Ils vont bien ensemble ces objets qui ne sont pas faits pour être là, serrés les uns près des autres. Certains proviennent des plages de Charente, ramassés sous les pontons, pierres trouées que la mer a rejetées. Un phare miniature, celui de la pointe ouest de l'île de Ré, le phare des baleines. Un héron, un canard en bois, une conque, sans oublier le bouquet de doudous dans un vase. La tour de l'horloge de la Rochelle, un vieux violon Indien posé sur une lampe artisanale qui me suit dans tous mes lieux locatifs. Cette lampe est faite d'une peinture recourbée rendue transparente par un trempage dans l'huile de lin. On y voit quelques points, des lignes dont une en pointillée, des taches de couleur pastelle. C'est pour moi le symbole de la vie qui passe avec ses fulgurances ses continuités ses balbutiements, l'air autour de nous, bleu pâle ou blanc et  la lumière mordorée.


dimanche 17 avril 2016

Itinéraire (jours passés)



Je ne sais pas quel itinéraire prendre. La route disparaît au loin et m'entraîne avec elle dans son resserrement infini. Le paysage qui défile me happe et me guette. Ecrire c'est oublier qu'on est mortel, c'est partir en voyage sur une route qui n'existe pas dans une direction X. Tout ce qui brille vous attire, un soleil levant, un lac, un étang, un coucher de soleil sur la mer. On rêve assis au bord du monde, les reflets du Canaletto tout près de votre main. D'un campanile, des mouettes tracent des lignes dans un bleu parfait, si loin si proche.


vendredi 15 avril 2016

Sac

Ce sentiment de solitude qui pèse comme un sac enfoncé sur les épaules et qui nous courbe le dos inexorablement vers la terre.

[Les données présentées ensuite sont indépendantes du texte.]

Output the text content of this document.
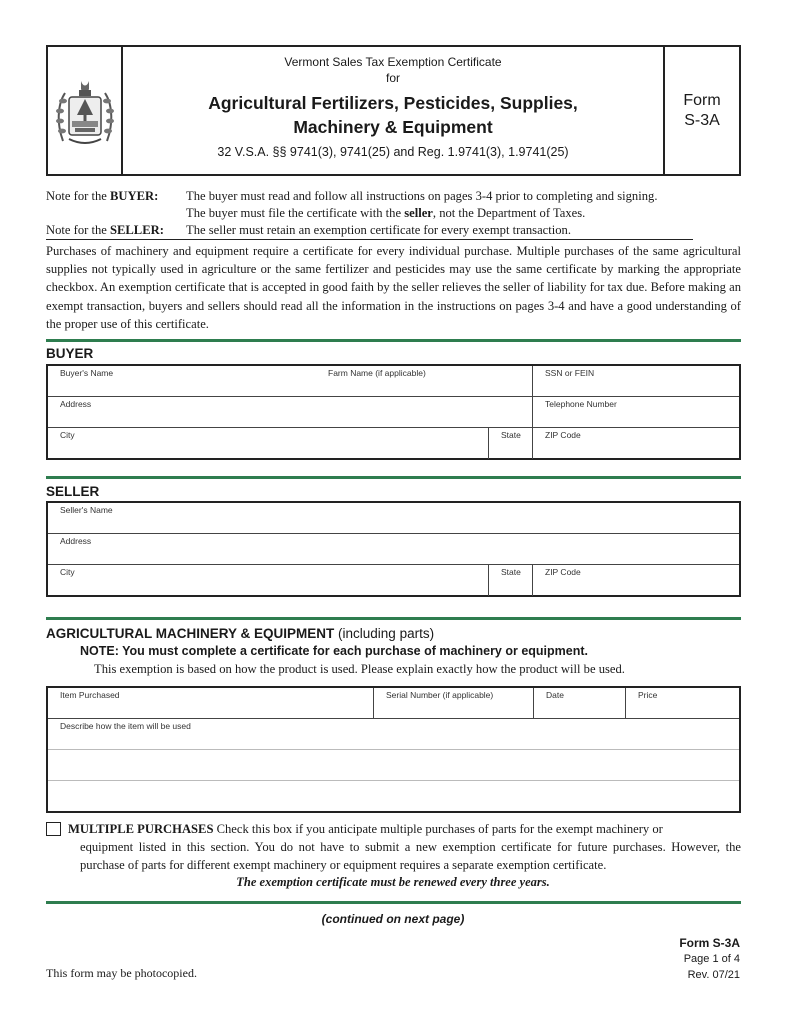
Vermont Sales Tax Exemption Certificate
for
Agricultural Fertilizers, Pesticides, Supplies,
Machinery & Equipment
32 V.S.A. §§ 9741(3), 9741(25) and Reg. 1.9741(3), 1.9741(25)
Form
S-3A
Note for the BUYER:	The buyer must read and follow all instructions on pages 3-4 prior to completing and signing.
The buyer must file the certificate with the seller, not the Department of Taxes.
Note for the SELLER:	The seller must retain an exemption certificate for every exempt transaction.
Purchases of machinery and equipment require a certificate for every individual purchase. Multiple purchases of the same agricultural supplies not typically used in agriculture or the same fertilizer and pesticides may use the same certificate by marking the appropriate checkbox. An exemption certificate that is accepted in good faith by the seller relieves the seller of liability for tax due. Before making an exempt transaction, buyers and sellers should read all the information in the instructions on pages 3-4 and have a good understanding of the proper use of this certificate.
BUYER
Buyer's Name	Farm Name (if applicable)	SSN or FEIN
Address	Telephone Number
City	State	ZIP Code
SELLER
Seller's Name
Address
City	State	ZIP Code
AGRICULTURAL MACHINERY & EQUIPMENT (including parts)
NOTE: You must complete a certificate for each purchase of machinery or equipment.
This exemption is based on how the product is used. Please explain exactly how the product will be used.
Item Purchased	Serial Number (if applicable)	Date	Price
Describe how the item will be used
MULTIPLE PURCHASES Check this box if you anticipate multiple purchases of parts for the exempt machinery or
equipment listed in this section. You do not have to submit a new exemption certificate for future purchases. However, the purchase of parts for different exempt machinery or equipment requires a separate exemption certificate.
The exemption certificate must be renewed every three years.
(continued on next page)
Form S-3A
Page 1 of 4
Rev. 07/21
This form may be photocopied.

Un sac rempli de nos efforts pour en sortir et ne plus être seul, de nos espoirs en vrac, éparpillés, les souvenirs, les regrets, les cris qu'on n'a pas pu crier, les pas que l'on a pas pu faire, les pierres ramassées sur le chemin, les fleurs séchées. Bien serrés en rang comme des images, les amis qu'on a perdus au long du temps. En rentrant je déposerai le sac à terre il s'évanouira, pendant la nuit! 


mercredi 13 avril 2016

Une pièce particulière



C'est un endroit silencieux, un peu surélevé, une tour au milieu des collines. La fenêtre étroite laisse passer la lumière avec parcimonie, une pièce particulière, petite, chaleureuse. Le mur de pierre, les poutres en bois donnent un sentiment d'intimité. On s'y sent bien. Par l'ouverture on voit l'horizon vallonné, les prés, l'étang, les chemins , les vaches. Le vert bondissant à l'intérieur apaise les yeux. Sur le mur, un tableau de San Francesco della Vigna à Venise, peinture d'un mur posé sur un autre mur, une mise en abîme, à moins que cela ne soit une autre fenêtre sur,      l'invisible.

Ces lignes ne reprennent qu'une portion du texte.